Rebecca Katz: We have another question from Charles in Houston, Texas, who says, “In retirement, should my Roth be managed? Should I continue funding it in retirement, start withdrawing before or after taxable and tax-deferred accounts?” We promised to talk about managing retirement income using a Roth. Is there a good approach here? And if he’s retired, I assume he has no earned income and therefore can’t contribute?
Maria Bruno: So you can’t contribute unless you have earned income. If you’re taking distributions by having the different account types, you can strategically manage that on a year-by-year basis. So the previous individual who was in a low tax bracket, for instance, may be considering a conversion. Well, if you’re withdrawing and you may be in a very low tax bracket, then you typically would—for whatever reason in a particular year—then maybe you would want to draw from tax-deferred that year and not Roth.
Generally speaking, the more you can let the Roth grow tax-free, generally the better off— because that account gets to grow and you don’t necessarily need to take the RMDs and what-not. But assuming that you don’t have RMDs from the traditional IRA, you’re usually faced with the “where do I spend from” and generally if you have taxable assets—because those are taxed at lower rates, capital gains rates are taxed lower than income tax rates, and you might have some losses and things like that you can manage in taxable accounts—that’s usually the first source of spending. Beyond that, then you want to look at what your current tax rate is versus future tax rate expectations.
Joel Dickson: And tax rates can change quite a bit in retirement. I mean, think if you have large medical expenses one year. So you might have much higher itemized deductions, for example. Well, there your tax rate is a little bit lower than normally where it would be. And so there you might want to take distributions from the traditional IRA, because it won’t be as heavily taxed. Whereas in other years maybe you have a higher income, and so to the extent that you need resources from a retirement income standpoint, you take it from the Roth.
Alisa Shin: This is where I risk getting kicked under the table by my investment colleagues here. From an estate planner’s perspective, obviously depending upon what your overall taxable estate is, what your net worth is, if you are subject to federal or state estate tax—if you are, from an estate planner’s perspective, it is generally better to leave what I’ll call taxable assets, non-IRA assets, to your individual beneficiaries than it is to give a traditional IRA. Just because that IRA will be subject to both the state tax and income tax as your beneficiary takes it out, especially if your beneficiary will be in a higher tax bracket than you are currently in. It might be even more important for you to spend down from your traditional IRA.
Where I usually end up compromising with my colleagues here, which came about in 2010, was to say if you don’t want to spend down your traditional IRA, at least convert that amount into a Roth IRA and we get almost the best of both worlds.
Maria Bruno: I think what we’re really getting to here is that there’s an interplay between income taxes and estate taxes, depending upon how large your net worth is. And if you’re in that situation and you want to pass assets to your heirs or charities or whatnot, then you really probably want to sit down with a professional and talk about it. Because you do want to maximize the wealth transfer, minimize the current taxes as much as possible. But there is a big interplay between income taxes and estate taxes.
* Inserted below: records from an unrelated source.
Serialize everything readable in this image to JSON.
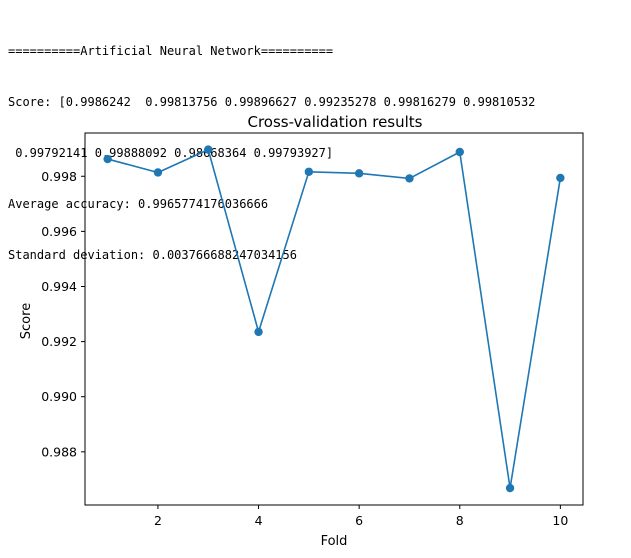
{
  "console": {
    "lines": [
      "==========Artificial Neural Network==========",
      "Score: [0.9986242  0.99813756 0.99896627 0.99235278 0.99816279 0.99810532",
      " 0.99792141 0.99888092 0.98668364 0.99793927]",
      "Average accuracy: 0.9965774176036666",
      "Standard deviation: 0.003766688247034156"
    ]
  },
  "chart_data": {
    "type": "line",
    "title": "Cross-validation results",
    "xlabel": "Fold",
    "ylabel": "Score",
    "x": [
      1,
      2,
      3,
      4,
      5,
      6,
      7,
      8,
      9,
      10
    ],
    "series": [
      {
        "values": [
          0.9986242,
          0.99813756,
          0.99896627,
          0.99235278,
          0.99816279,
          0.99810532,
          0.99792141,
          0.99888092,
          0.98668364,
          0.99793927
        ],
        "color": "#1f77b4",
        "marker": "circle"
      }
    ],
    "xticks": [
      2,
      4,
      6,
      8,
      10
    ],
    "xtick_labels": [
      "2",
      "4",
      "6",
      "8",
      "10"
    ],
    "yticks": [
      0.988,
      0.99,
      0.992,
      0.994,
      0.996,
      0.998
    ],
    "ytick_labels": [
      "0.988",
      "0.990",
      "0.992",
      "0.994",
      "0.996",
      "0.998"
    ],
    "xlim": [
      0.55,
      10.45
    ],
    "ylim": [
      0.98607,
      0.99957
    ],
    "grid": false
  }
}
Joel Dickson: There’s just big interplays all over the place here. I actually worry we’ve given the impression that in the year of Roth conversion, you’re always going to have induced even higher taxes. Yes, you have to pay the tax on the conversion. We talked about deductions and exemptions and so forth. But even there, there are actually potential offsets, because if you have more income you might have less alternative minimum tax. So you might not be paying the full freight of the marginal income tax rate.
Or it might raise your charitable deduction cap. Because you have more AGI, adjusted gross income, you can actually give more to charity if you’re a big charitable giver in those years. So one strategy is actually to pair large charitable giving with Roth IRA conversions. So there are lots and lots of nuances to this.
Rebecca Katz: Sounds like you need both the estate planning attorney and a good accountant.